My very first blog post had to do with Rick Reilly's Go Fish. This is another one of his articles. I was laughing pretty hard as I read this one! :)
http://sports.espn.go.com/espnmag/reillygofish
After spending three years searching for the world's dumbest sports for my new book "Sports from Hell," I realized I missed some very, very stupid ones.

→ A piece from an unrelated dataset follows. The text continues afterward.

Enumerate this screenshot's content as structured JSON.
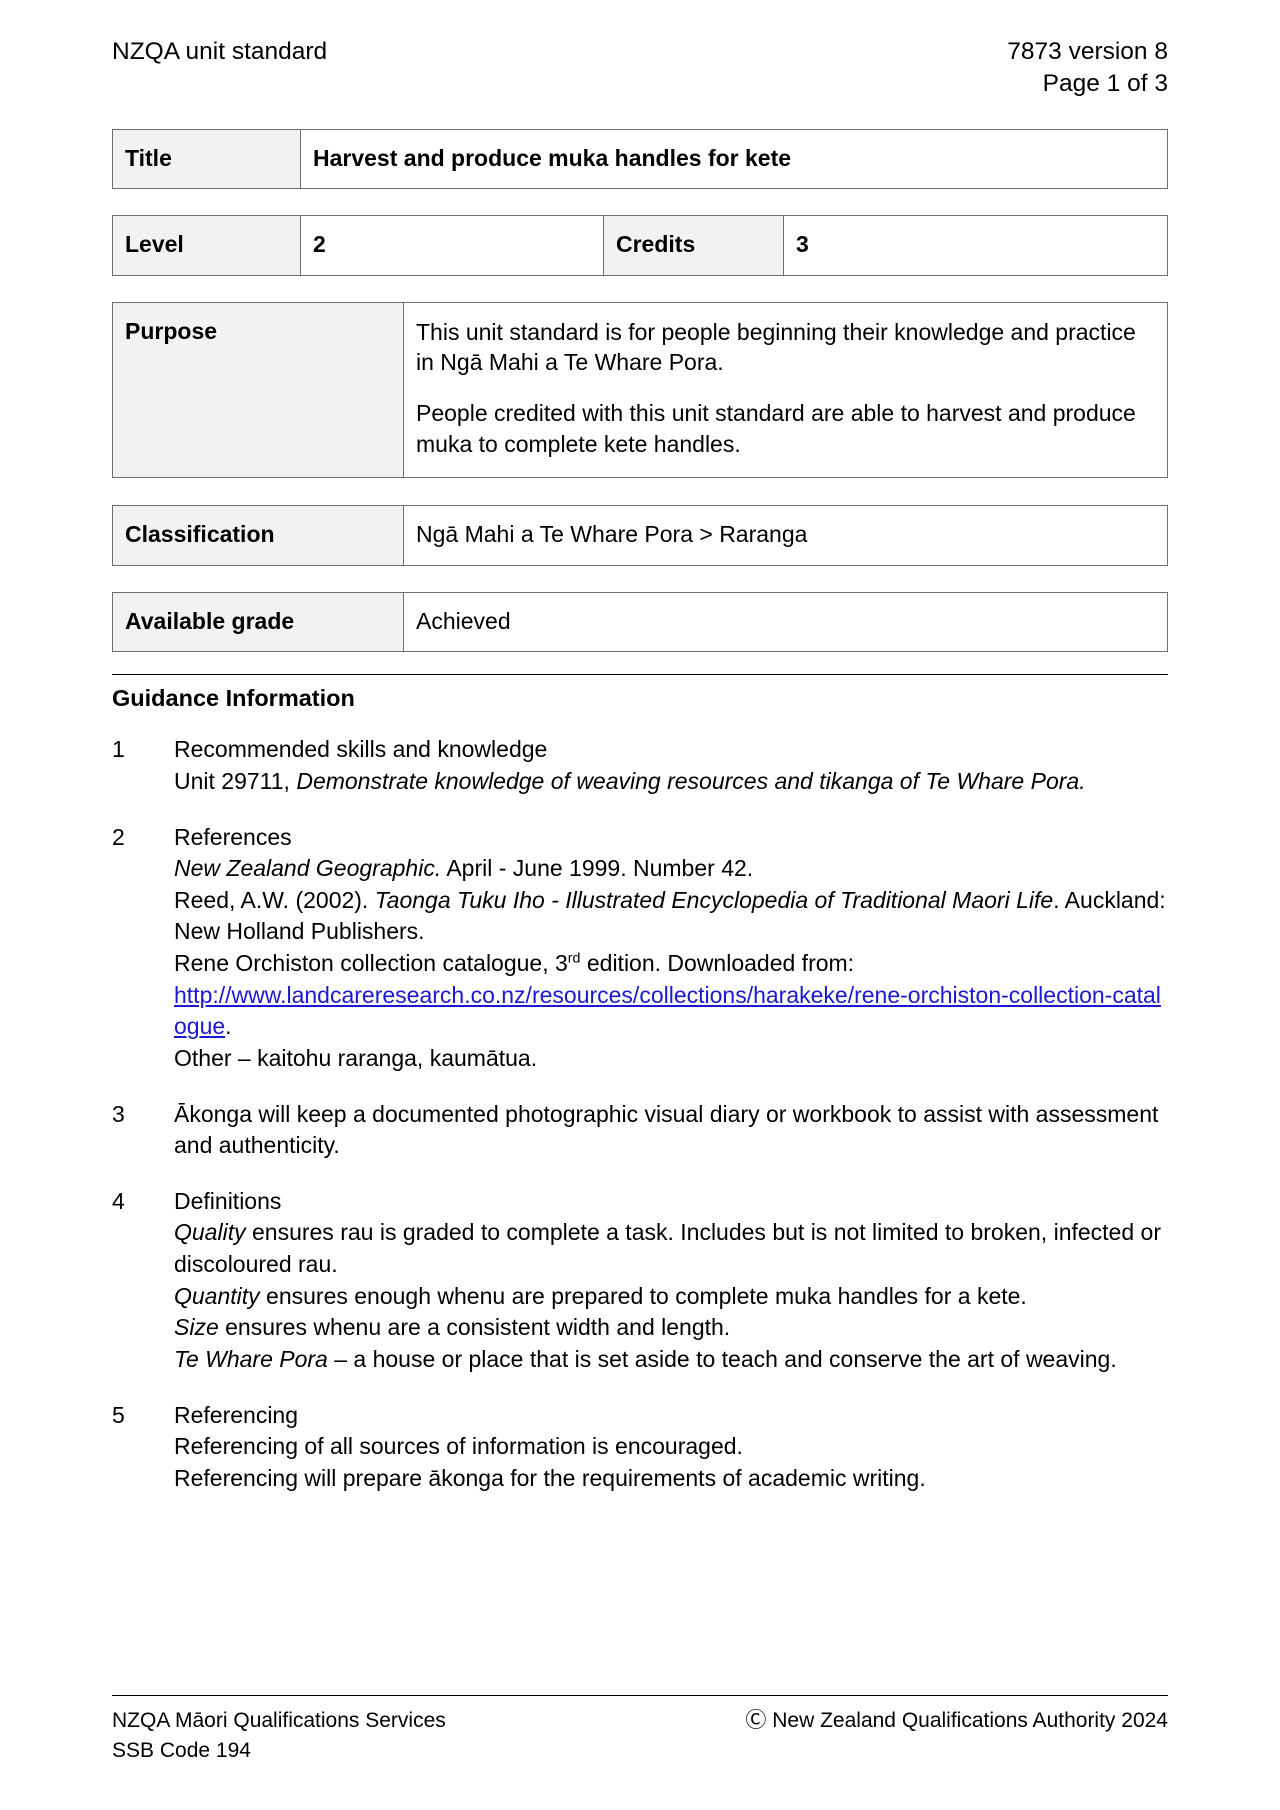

You very bizarre people proved that by sending in 140 exceedingly brainless ones as part of our contest: Send Us Your Stupid Sports. Most of them involved new and inventive ways to turn your liver into a Rain Bird sprinkler.
2nd Place:
Me and my friends from college played a game we liked to call Ouch! To play Ouch! you need a yellow plastic Wiffle ball, and a bat with all the rules written on it. The rules are, at any time any day, one person can take the bat and crack you one anyplace but the jewels and the face. At the time of the hit, the victim has two reactions: If he says "Ouch!" he gets no rebuttal on the perpetrator. If however, he does not say "Ouch!" he gets a free hit on the guy who hit him, picking ANY body part minus the face. It's a 24/7 game where technically nobody wins, you just have to try to eliminate ouch or anything of the sort from your vocabulary. Even if you win one round, surely enough the next day, you'll step out of the bathroom after your morning shower and CRACK! Right across your chest comes that bat, you never even saw it coming, he was hiding behind the door frame!